Around the country, state departments of transportation conducted or participated in a variety of pollution mitigation efforts on April 22 in honor of Earth Day.
[Above photo by KTRB]
Some 30 employees with the Tennessee Department of Transportation helped clean up areas around Chickamauga Lake along the Tennessee River.
The event – sponsored by the agency’s Nobody Trashes Tennessee public education campaign and Keep the Tennessee River Beautiful (KTRB) – deployed a 26-foot workboat to clean up shorelines and coves.
“There is a strong correlation between roadside litter and water quality,” noted Denise Baker, Tennessee DOT’s transportation program supervisor, in a statement. “What starts as litter on land, can make its way into our waterways.”
The agency also promoted a number of environmental-friendly resources on its website as part of its Earth Day campaign.
The Tennessee DOT and KTRB also recently teamed up with other partners to establish a network of 17 “Seabin” automated litter and debris removal devices across the Tennessee River watershed.
In addition, in April 2021, the agency helped fund a pair of new exhibits at the Tennessee Aquarium to illustrate how micro-plastics and other roadside trash can negatively affect the health of the ocean as well as rivers, lakes, and streams.

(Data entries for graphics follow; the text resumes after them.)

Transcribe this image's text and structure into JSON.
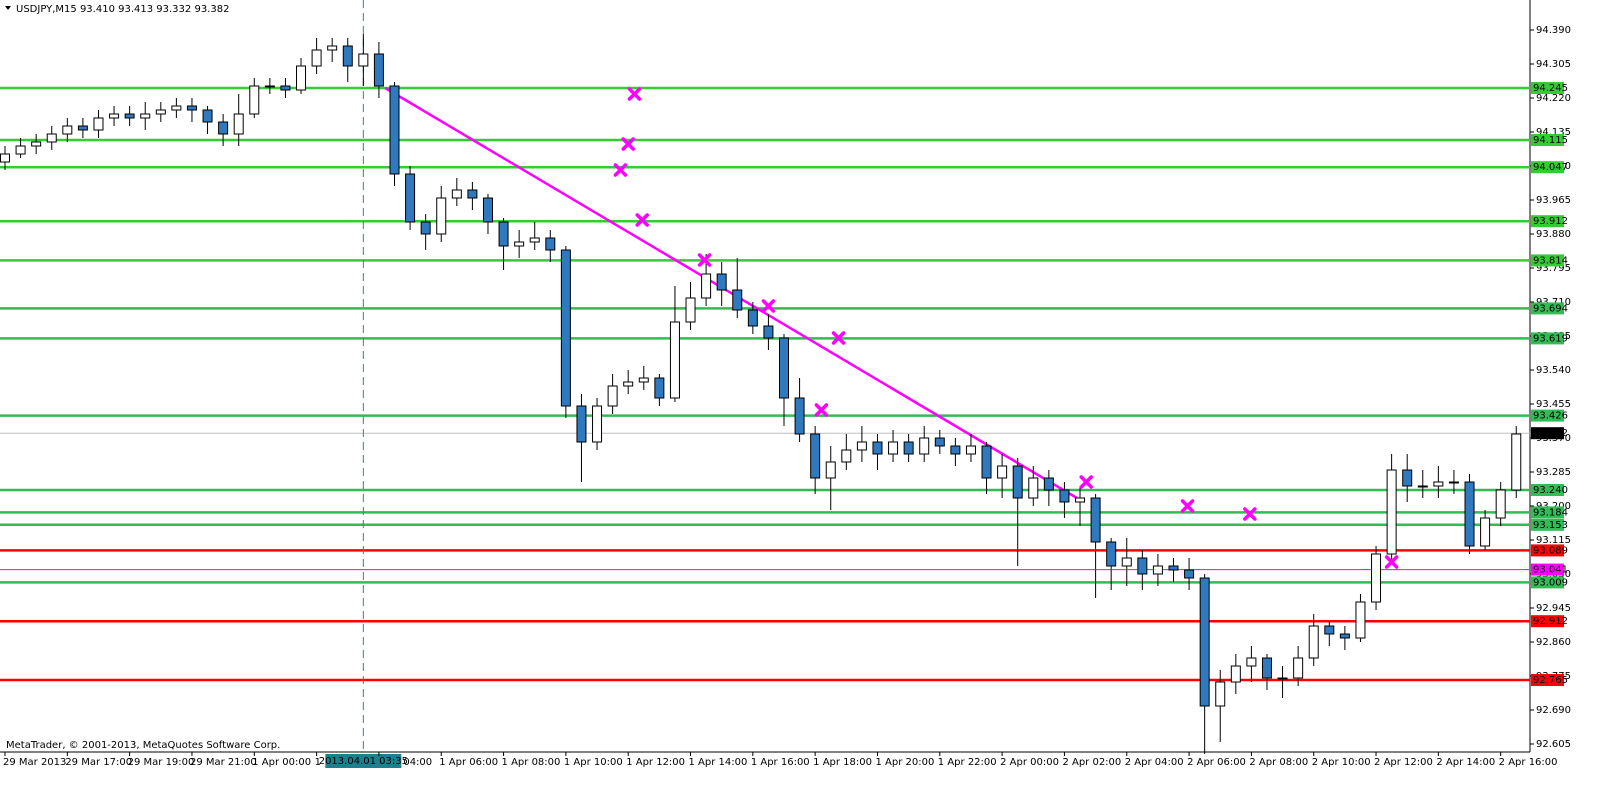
{
  "chart_data": {
    "type": "candlestick",
    "title": "USDJPY,M15  93.410 93.413 93.332 93.382",
    "footer": "MetaTrader, © 2001-2013, MetaQuotes Software Corp.",
    "crosshair_label": "2013.04.01 03:35",
    "crosshair_x": 23,
    "categories": [
      "29 Mar 2013",
      null,
      null,
      null,
      "29 Mar 17:00",
      null,
      null,
      null,
      "29 Mar 19:00",
      null,
      null,
      null,
      "29 Mar 21:00",
      null,
      null,
      null,
      "1 Apr 00:00",
      null,
      null,
      null,
      "1",
      null,
      null,
      null,
      "04:00",
      null,
      null,
      null,
      "1 Apr 06:00",
      null,
      null,
      null,
      "1 Apr 08:00",
      null,
      null,
      null,
      "1 Apr 10:00",
      null,
      null,
      null,
      "1 Apr 12:00",
      null,
      null,
      null,
      "1 Apr 14:00",
      null,
      null,
      null,
      "1 Apr 16:00",
      null,
      null,
      null,
      "1 Apr 18:00",
      null,
      null,
      null,
      "1 Apr 20:00",
      null,
      null,
      null,
      "1 Apr 22:00",
      null,
      null,
      null,
      "2 Apr 00:00",
      null,
      null,
      null,
      "2 Apr 02:00",
      null,
      null,
      null,
      "2 Apr 04:00",
      null,
      null,
      null,
      "2 Apr 06:00",
      null,
      null,
      null,
      "2 Apr 08:00",
      null,
      null,
      null,
      "2 Apr 10:00",
      null,
      null,
      null,
      "2 Apr 12:00",
      null,
      null,
      null,
      "2 Apr 14:00",
      null,
      null,
      null,
      "2 Apr 16:00",
      null
    ],
    "open": [
      94.06,
      94.08,
      94.1,
      94.11,
      94.13,
      94.15,
      94.14,
      94.17,
      94.18,
      94.17,
      94.18,
      94.19,
      94.2,
      94.19,
      94.16,
      94.13,
      94.18,
      94.25,
      94.25,
      94.24,
      94.3,
      94.34,
      94.35,
      94.3,
      94.33,
      94.25,
      94.03,
      93.91,
      93.88,
      93.97,
      93.99,
      93.97,
      93.91,
      93.85,
      93.86,
      93.87,
      93.84,
      93.45,
      93.36,
      93.45,
      93.5,
      93.51,
      93.52,
      93.47,
      93.66,
      93.72,
      93.78,
      93.74,
      93.69,
      93.65,
      93.62,
      93.47,
      93.38,
      93.27,
      93.31,
      93.34,
      93.36,
      93.33,
      93.36,
      93.33,
      93.37,
      93.35,
      93.33,
      93.35,
      93.27,
      93.3,
      93.22,
      93.27,
      93.24,
      93.21,
      93.22,
      93.11,
      93.05,
      93.07,
      93.03,
      93.05,
      93.04,
      93.02,
      92.7,
      92.76,
      92.8,
      92.82,
      92.77,
      92.77,
      92.82,
      92.9,
      92.88,
      92.87,
      92.96,
      93.08,
      93.29,
      93.25,
      93.25,
      93.26,
      93.26,
      93.1,
      93.17,
      93.24
    ],
    "high": [
      94.1,
      94.12,
      94.13,
      94.15,
      94.17,
      94.17,
      94.19,
      94.2,
      94.2,
      94.21,
      94.21,
      94.22,
      94.22,
      94.2,
      94.18,
      94.23,
      94.27,
      94.27,
      94.27,
      94.32,
      94.37,
      94.37,
      94.37,
      94.38,
      94.36,
      94.26,
      94.05,
      93.93,
      94.0,
      94.02,
      94.01,
      93.98,
      93.92,
      93.89,
      93.91,
      93.89,
      93.85,
      93.48,
      93.47,
      93.53,
      93.54,
      93.55,
      93.53,
      93.75,
      93.76,
      93.83,
      93.81,
      93.82,
      93.71,
      93.68,
      93.63,
      93.52,
      93.4,
      93.35,
      93.38,
      93.4,
      93.38,
      93.39,
      93.38,
      93.4,
      93.39,
      93.37,
      93.38,
      93.36,
      93.33,
      93.32,
      93.3,
      93.29,
      93.26,
      93.25,
      93.23,
      93.12,
      93.12,
      93.09,
      93.08,
      93.07,
      93.07,
      93.03,
      92.79,
      92.83,
      92.85,
      92.83,
      92.8,
      92.85,
      92.93,
      92.91,
      92.9,
      92.98,
      93.1,
      93.33,
      93.33,
      93.29,
      93.3,
      93.29,
      93.28,
      93.19,
      93.26,
      93.4
    ],
    "low": [
      94.04,
      94.07,
      94.08,
      94.09,
      94.11,
      94.12,
      94.12,
      94.15,
      94.15,
      94.14,
      94.16,
      94.17,
      94.16,
      94.13,
      94.1,
      94.1,
      94.17,
      94.23,
      94.22,
      94.23,
      94.28,
      94.31,
      94.26,
      94.25,
      94.22,
      94.0,
      93.89,
      93.84,
      93.86,
      93.95,
      93.94,
      93.88,
      93.79,
      93.82,
      93.84,
      93.81,
      93.42,
      93.26,
      93.34,
      93.43,
      93.48,
      93.49,
      93.45,
      93.46,
      93.64,
      93.7,
      93.7,
      93.67,
      93.63,
      93.59,
      93.4,
      93.36,
      93.23,
      93.19,
      93.29,
      93.31,
      93.29,
      93.31,
      93.31,
      93.31,
      93.33,
      93.3,
      93.31,
      93.23,
      93.22,
      93.05,
      93.2,
      93.2,
      93.17,
      93.15,
      92.97,
      92.99,
      93.0,
      92.99,
      93.0,
      93.01,
      92.99,
      92.58,
      92.61,
      92.73,
      92.76,
      92.74,
      92.72,
      92.75,
      92.8,
      92.85,
      92.84,
      92.86,
      92.94,
      93.06,
      93.21,
      93.22,
      93.22,
      93.23,
      93.08,
      93.09,
      93.15,
      93.22
    ],
    "close": [
      94.08,
      94.1,
      94.11,
      94.13,
      94.15,
      94.14,
      94.17,
      94.18,
      94.17,
      94.18,
      94.19,
      94.2,
      94.19,
      94.16,
      94.13,
      94.18,
      94.25,
      94.25,
      94.24,
      94.3,
      94.34,
      94.35,
      94.3,
      94.33,
      94.25,
      94.03,
      93.91,
      93.88,
      93.97,
      93.99,
      93.97,
      93.91,
      93.85,
      93.86,
      93.87,
      93.84,
      93.45,
      93.36,
      93.45,
      93.5,
      93.51,
      93.52,
      93.47,
      93.66,
      93.72,
      93.78,
      93.74,
      93.69,
      93.65,
      93.62,
      93.47,
      93.38,
      93.27,
      93.31,
      93.34,
      93.36,
      93.33,
      93.36,
      93.33,
      93.37,
      93.35,
      93.33,
      93.35,
      93.27,
      93.3,
      93.22,
      93.27,
      93.24,
      93.21,
      93.22,
      93.11,
      93.05,
      93.07,
      93.03,
      93.05,
      93.04,
      93.02,
      92.7,
      92.76,
      92.8,
      92.82,
      92.77,
      92.77,
      92.82,
      92.9,
      92.88,
      92.87,
      92.96,
      93.08,
      93.29,
      93.25,
      93.25,
      93.26,
      93.26,
      93.1,
      93.17,
      93.24,
      93.38
    ],
    "up_color": "#ffffff",
    "down_color": "#2f79bf",
    "ylim": [
      92.585,
      94.465
    ],
    "yticks": [
      {
        "value": 94.39,
        "label": "94.390"
      },
      94.305,
      {
        "value": 94.22,
        "label": "94.220"
      },
      94.135,
      {
        "value": 94.05,
        "label": "94.050"
      },
      93.965,
      {
        "value": 93.88,
        "label": "93.880"
      },
      93.795,
      {
        "value": 93.71,
        "label": "93.710"
      },
      93.625,
      {
        "value": 93.54,
        "label": "93.540"
      },
      93.455,
      {
        "value": 93.37,
        "label": "93.370"
      },
      93.285,
      {
        "value": 93.2,
        "label": "93.200"
      },
      93.115,
      {
        "value": 93.03,
        "label": "93.030"
      },
      92.945,
      {
        "value": 92.86,
        "label": "92.860"
      },
      92.775,
      {
        "value": 92.69,
        "label": "92.690"
      },
      92.605
    ],
    "levels": [
      94.245,
      94.115,
      94.047,
      93.912,
      93.814,
      93.694,
      93.619,
      93.426,
      {
        "value": 93.24,
        "label": "93.240"
      },
      93.184,
      93.153,
      93.089,
      93.041,
      93.009,
      92.912,
      92.765,
      93.382
    ],
    "level_colors": [
      "#33cc33",
      "#33cc33",
      "#33cc33",
      "#33cc33",
      "#33cc33",
      "#33bb55",
      "#33bb55",
      "#33bb55",
      "#33bb55",
      "#33bb55",
      "#33bb55",
      "#ff0000",
      "#ff00ff",
      "#33bb55",
      "#ff0000",
      "#ff0000",
      "#000000"
    ],
    "level_line_colors": [
      "#33cc33",
      "#33cc33",
      "#33cc33",
      "#33cc33",
      "#33cc33",
      "#33bb55",
      "#33bb55",
      "#33bb55",
      "#33bb55",
      "#33bb55",
      "#33bb55",
      "#ff0000",
      "#ff00ff",
      "#33bb55",
      "#ff0000",
      "#ff0000",
      "#c0c0c0"
    ],
    "level_widths": [
      2.5,
      2.5,
      2.5,
      2.5,
      2.5,
      2.5,
      2.5,
      2.5,
      2.5,
      2.5,
      2.5,
      2.5,
      1,
      2.5,
      2.5,
      2.5,
      1
    ],
    "trendline": {
      "x": [
        24.4,
        68.8
      ],
      "y": [
        94.245,
        93.22
      ],
      "color": "#ff00ff"
    },
    "markers": {
      "x": [
        40.4,
        40.0,
        39.5,
        40.9,
        44.9,
        49.0,
        53.5,
        52.4,
        69.4,
        75.9,
        79.9,
        89.0
      ],
      "y": [
        94.23,
        94.105,
        94.04,
        93.915,
        93.815,
        93.7,
        93.62,
        93.44,
        93.26,
        93.2,
        93.18,
        93.06
      ],
      "color": "#ff00ff"
    }
  }
}
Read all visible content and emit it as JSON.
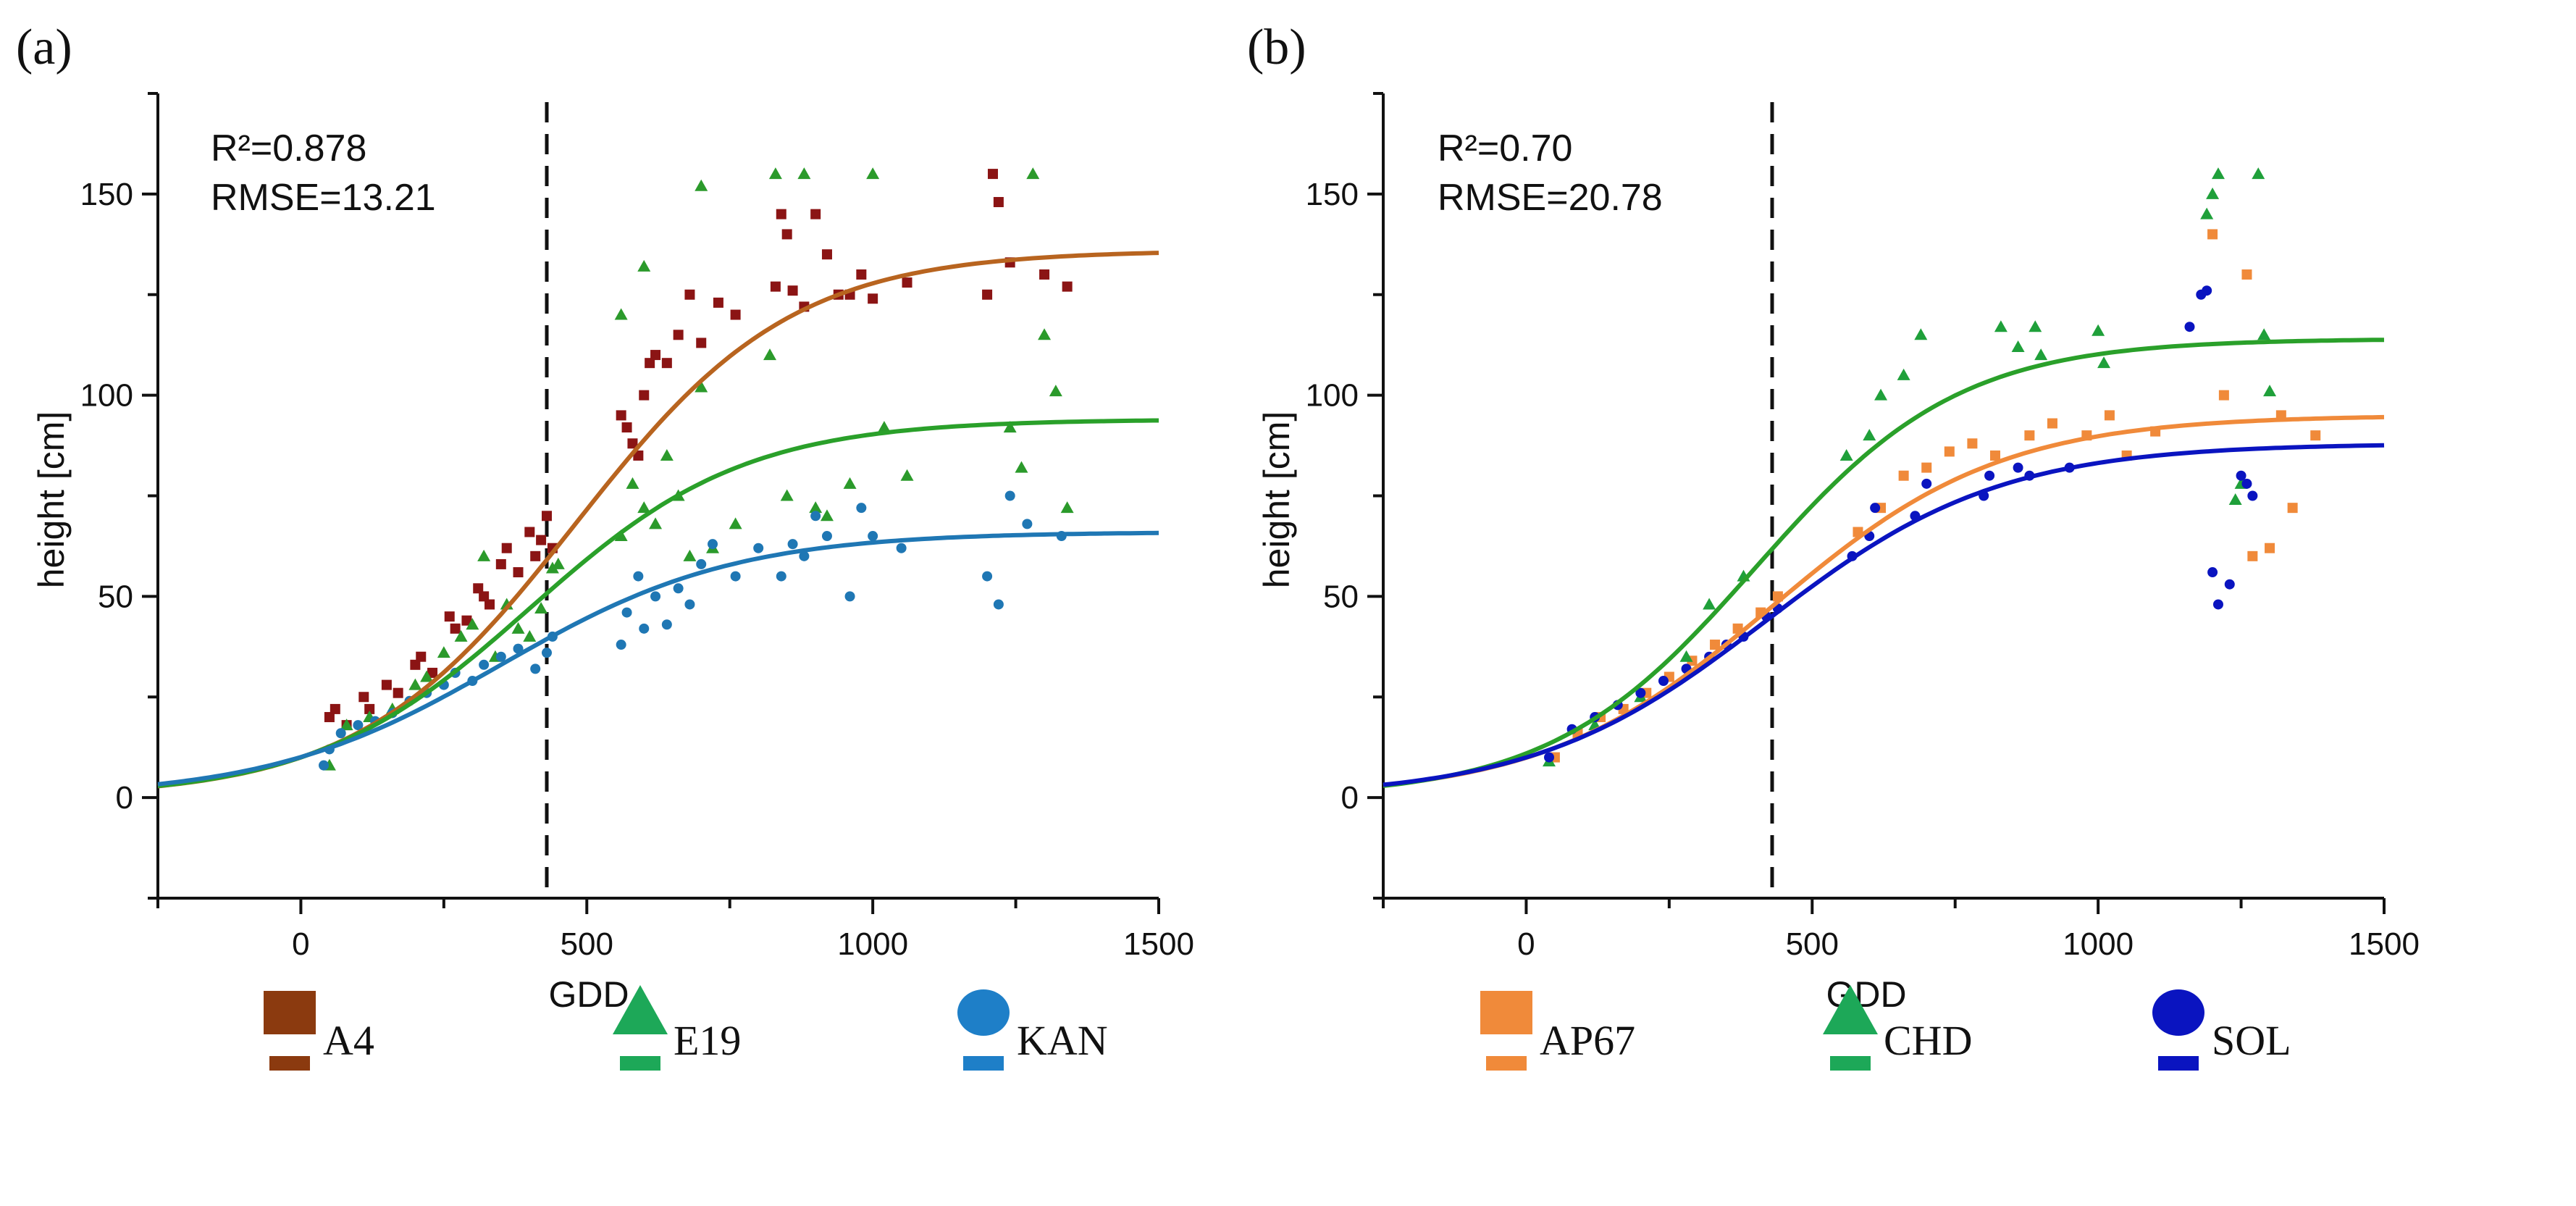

The new exhibits – housed in the Aquarium’s “River Journey” and supporting the Tennessee DOT’s “Nobody Trashes Tennessee” litter reduction campaign – includes actual debris taken from the banks of the Tennessee River: the focus of its current Seabin deployment project.
Meanwhile, the Ohio Department of Transportation redoubled its litter collection efforts on Earth Day.
“Our research shows that accidental littering from unsecured loads and deliberate tossing of trash from vehicles contribute equally to what ends up along highways,” explained Chris Hughes, Ohio DOT District 1 deputy director, in a statement. “It’s especially visible at entrance ramps as vehicles enter the highway,” he said.
So far this year, Ohio DOT has collected 12,035 bags of litter along highways in the northwestern part of the state alone. Statewide, the agency said it spends approximately $4 million each year picking up about 400,000 bags of trash.
The Connecticut Department of Transportation and the Connecticut Department of Energy and Environmental Protection (DEEP) held an Earth Day event underscoring the importance of reducing carbon emissions from the transportation sector to improve air quality, improve health, and quality of life for residents.
In December 2021, Governor Ned Lamont (D) signed an executive order directing Connecticut DOT, DEEP, and all other state agencies to take meaningful actions to reduce carbon emissions. He has also proposed legislation (House Bill 5039) that seeks to adopt stronger emissions standards for medium and heavy-duty vehicles, which his administration said accounts for as much as 53 percent of nitrogen oxide emissions, despite being only 6 percent of the on-road vehicle fleet.
“We know that communities of color and other vulnerable communities have been the most impacted by harmful air pollution caused by transportation,” noted Connecticut DOT Commissioner Joseph Giulietti in a statement.
“[We are] committed to investing in sustainable solutions that protect the environment and keep communities healthy,” he added. “We are doing our part to create a cleaner, more equitable, and resilient transportation system.”